Playing A Game Pictopix PC

I've put significantly more time - 75 hours - into Pictopix than any other nonogram game. So, yeah, it's pretty good.

The game's "Classic" mode includes 195 puzzles, plus several hidden bonus puzzles; three huge puzzle mosaics; an endless generated-puzzle mode; and Steam Workshop user-made puzzles. In terms of quantity, Pictopix rivals the absurd puzzle count of Pepper's Puzzles, and without leaning on arguable copyright infringement.

Then there's size: 45 of Pictopix's puzzles have sides of 30 or more cells -- 15 of them have sides of 40 cells. Its handful of 40x40 puzzles are bigger than Paint it Back's biggest, although not as big as Nonogram - The Greatest Painter could get.

In other words, Pictopix has a ton of puzzles and some of them are really big. The amount and complexity of puzzle content is definitely a "win."

The feature-set is ... fine. You can Suspend a puzzle to save progress and come back later; puzzles must be unlocked gradually, but the number of unlocks is generous; it penalizes mistakes, but allows a comfortable number of them for free. One quality-of-life bit I really liked is that the game automatically pauses if it loses focus -- like if you alt-tab out, or if an annoying OS pop-up interrupts your game.

The zoom function is limited and kinda glitchy - all it does is abbreviate the hint displays, and the way those hints slide back into view is wonky and confusing - but fortunately, the interface is concise enough that I rarely needed to zoom in.

Pictopix also has segment-based hints, i.e. graying out hint numbers as you make progress in a row or column, but having that feature turned on prevents you from getting some achievements. So, I can't say how well it really worked, because I didn't use it.

Really the only complaint I have about Pictopix is that I had to re-attempt some of its biggest puzzles due to mistakes I'd made that would have been prevented by those automatic segment hints. But since turning that off was my own (achievement-addiction) choice, it's hard to blame the game for that.

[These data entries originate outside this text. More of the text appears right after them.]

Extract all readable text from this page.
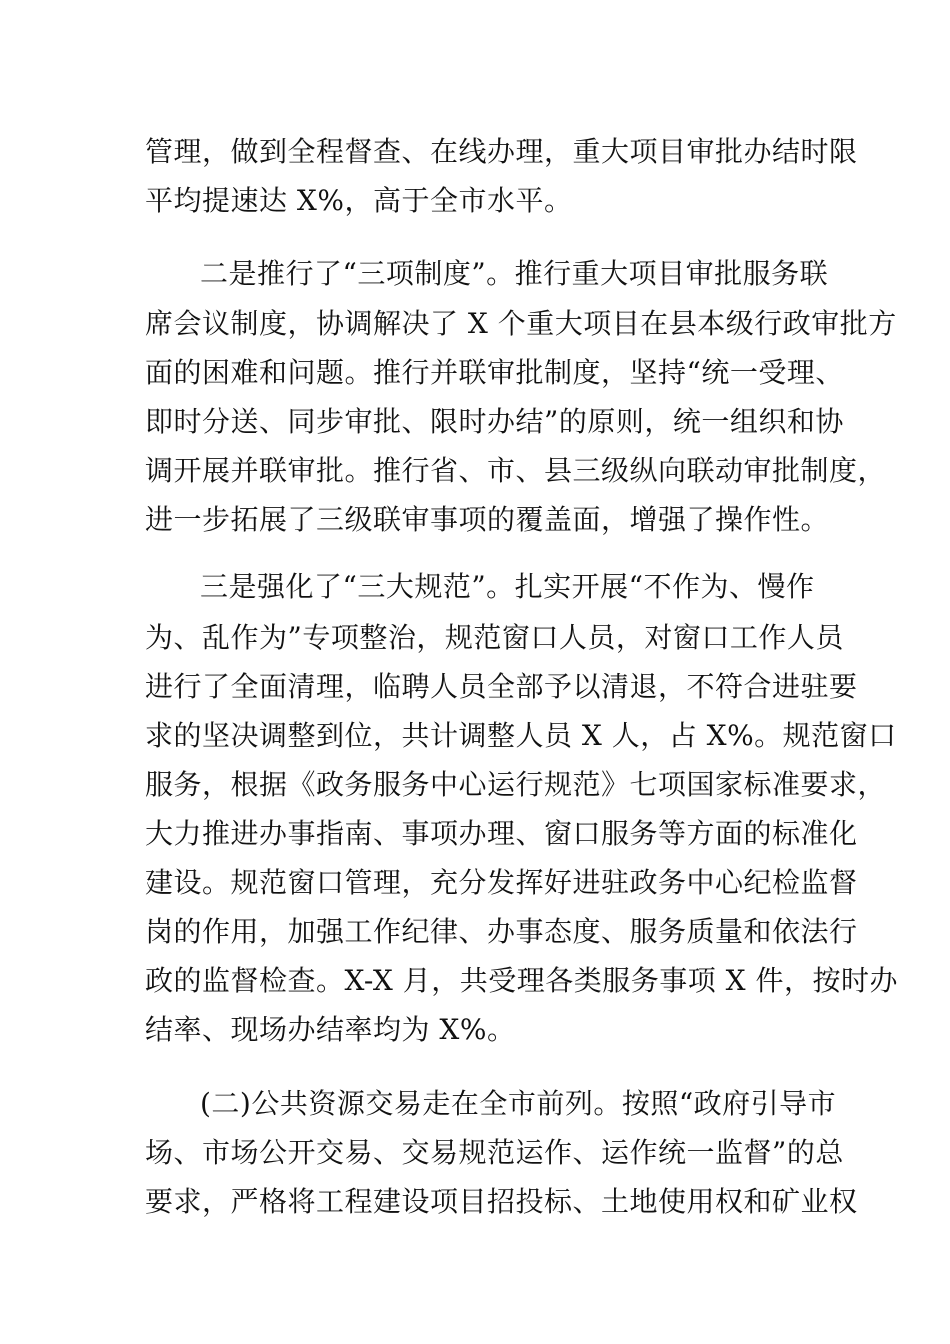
管理，做到全程督查、在线办理，重大项目审批办结时限
平均提速达 X%，高于全市水平。
二是推行了“三项制度”。推行重大项目审批服务联
席会议制度，协调解决了 X 个重大项目在县本级行政审批方
面的困难和问题。推行并联审批制度，坚持“统一受理、
即时分送、同步审批、限时办结”的原则，统一组织和协
调开展并联审批。推行省、市、县三级纵向联动审批制度，
进一步拓展了三级联审事项的覆盖面，增强了操作性。
三是强化了“三大规范”。扎实开展“不作为、慢作
为、乱作为”专项整治，规范窗口人员，对窗口工作人员
进行了全面清理，临聘人员全部予以清退，不符合进驻要
求的坚决调整到位，共计调整人员 X 人，占 X%。规范窗口
服务，根据《政务服务中心运行规范》七项国家标准要求，
大力推进办事指南、事项办理、窗口服务等方面的标准化
建设。规范窗口管理，充分发挥好进驻政务中心纪检监督
岗的作用，加强工作纪律、办事态度、服务质量和依法行
政的监督检查。X-X 月，共受理各类服务事项 X 件，按时办
结率、现场办结率均为 X%。
(二)公共资源交易走在全市前列。按照“政府引导市
场、市场公开交易、交易规范运作、运作统一监督”的总
要求，严格将工程建设项目招投标、土地使用权和矿业权
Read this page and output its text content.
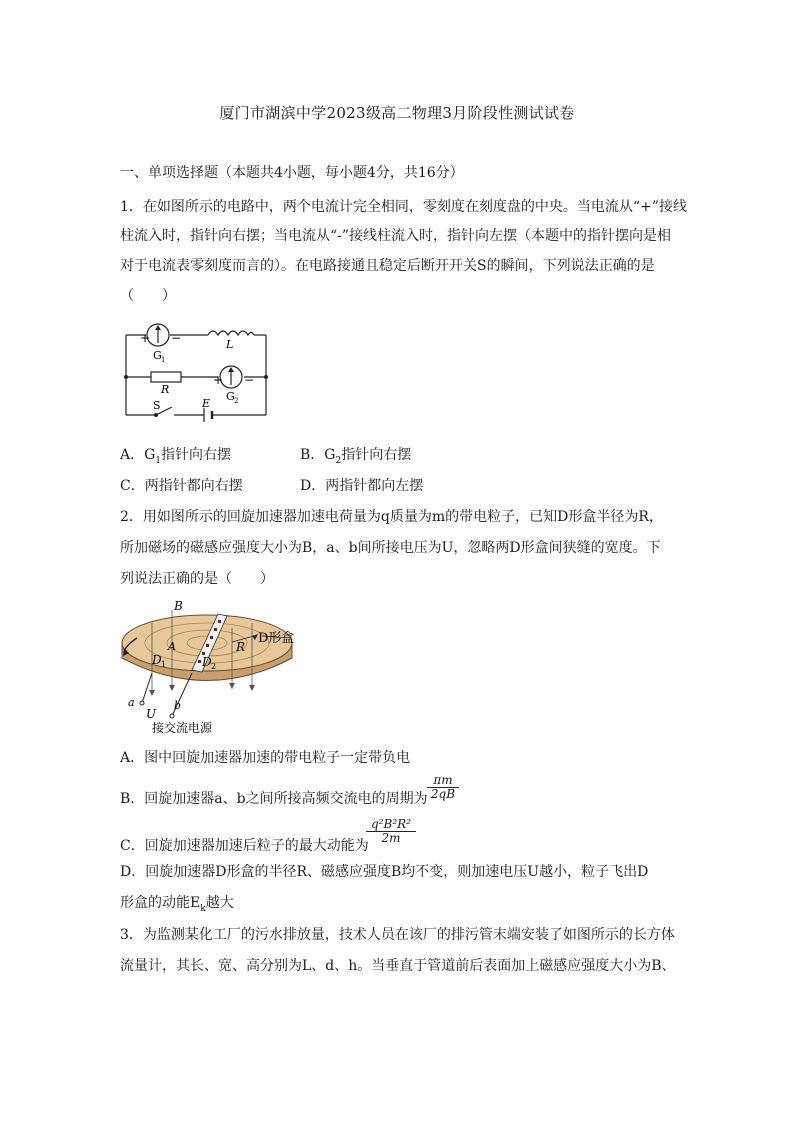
厦门市湖滨中学2023级高二物理3月阶段性测试试卷
一、单项选择题（本题共4小题，每小题4分，共16分）
1．在如图所示的电路中，两个电流计完全相同，零刻度在刻度盘的中央。当电流从“+”接线
柱流入时，指针向右摆；当电流从“-”接线柱流入时，指针向左摆（本题中的指针摆向是相
对于电流表零刻度而言的）。在电路接通且稳定后断开开关S的瞬间，下列说法正确的是
（　　）
+ −
G 1
L
R
+ −
G 2
S	E
A．$G_1$指针向右摆	B．$G_2$指针向右摆
C．两指针都向右摆	D．两指针都向左摆
2．用如图所示的回旋加速器加速电荷量为q质量为m的带电粒子，已知D形盒半径为R，
所加磁场的磁感应强度大小为B，a、b间所接电压为U，忽略两D形盒间狭缝的宽度。下
列说法正确的是（　　）
B
D形盒
A
D 1	D 2
R
a	b
U
接交流电源
A．图中回旋加速器加速的带电粒子一定带负电
B．回旋加速器a、b之间所接高频交流电的周期为 $\frac{\pi m}{2qB}$
C．回旋加速器加速后粒子的最大动能为
$\frac{\text{q²B²R²}}{2m}$
D．回旋加速器D形盒的半径R、磁感应强度B均不变，则加速电压U越小，粒子飞出D
形盒的动能$E_k$越大
3．为监测某化工厂的污水排放量，技术人员在该厂的排污管末端安装了如图所示的长方体
流量计，其长、宽、高分别为L、d、h。当垂直于管道前后表面加上磁感应强度大小为B、
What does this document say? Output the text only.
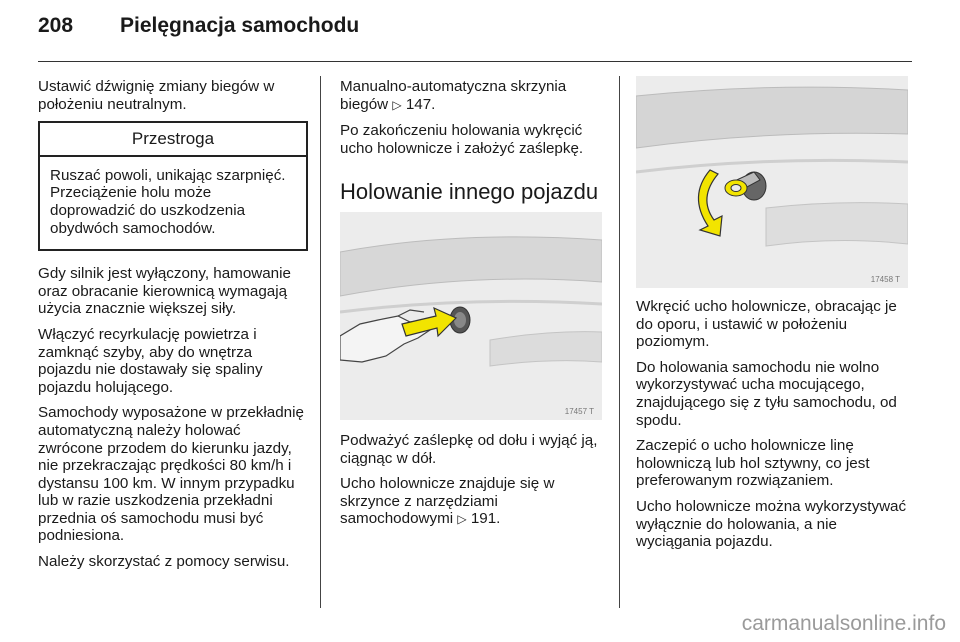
208 Pielęgnacja samochodu

Ustawić dźwignię zmiany biegów w położeniu neutralnym.

Przestroga
Ruszać powoli, unikając szarpnięć. Przeciążenie holu może doprowadzić do uszkodzenia obydwóch samochodów.

Gdy silnik jest wyłączony, hamowanie oraz obracanie kierownicą wymagają użycia znacznie większej siły.

Włączyć recyrkulację powietrza i zamknąć szyby, aby do wnętrza pojazdu nie dostawały się spaliny pojazdu holującego.

Samochody wyposażone w przekładnię automatyczną należy holować zwrócone przodem do kierunku jazdy, nie przekraczając prędkości 80 km/h i dystansu 100 km. W innym przypadku lub w razie uszkodzenia przekładni przednia oś samochodu musi być podniesiona.

Należy skorzystać z pomocy serwisu.

Manualno-automatyczna skrzynia biegów ▷ 147.

Po zakończeniu holowania wykręcić ucho holownicze i założyć zaślepkę.

Holowanie innego pojazdu
17457 T

Podważyć zaślepkę od dołu i wyjąć ją, ciągnąc w dół.

Ucho holownicze znajduje się w skrzynce z narzędziami samochodowymi ▷ 191.

17458 T

Wkręcić ucho holownicze, obracając je do oporu, i ustawić w położeniu poziomym.

Do holowania samochodu nie wolno wykorzystywać ucha mocującego, znajdującego się z tyłu samochodu, od spodu.

Zaczepić o ucho holownicze linę holowniczą lub hol sztywny, co jest preferowanym rozwiązaniem.

Ucho holownicze można wykorzystywać wyłącznie do holowania, a nie wyciągania pojazdu.

carmanualsonline.info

While Pictopix isn't quite as feature-rich as Nonogram - The Greatest Painter, it also doesn't embarrass itself by crashing all the time. And otherwise its puzzle quantity and quality are competitive with the best I've seen.

Better than: Nonogram - The Greatest Painter, Paint it Back, Pepper's Puzzles
Not as good as: ... well, I guess that makes it the best nonogram game I've played so far.
Though I do wish it had some personality, or theme: like My Nintendo Picross: The Legend of Zelda Twilight Princess

Progress: Finished all non-workshop puzzles, got all achievements. Phew!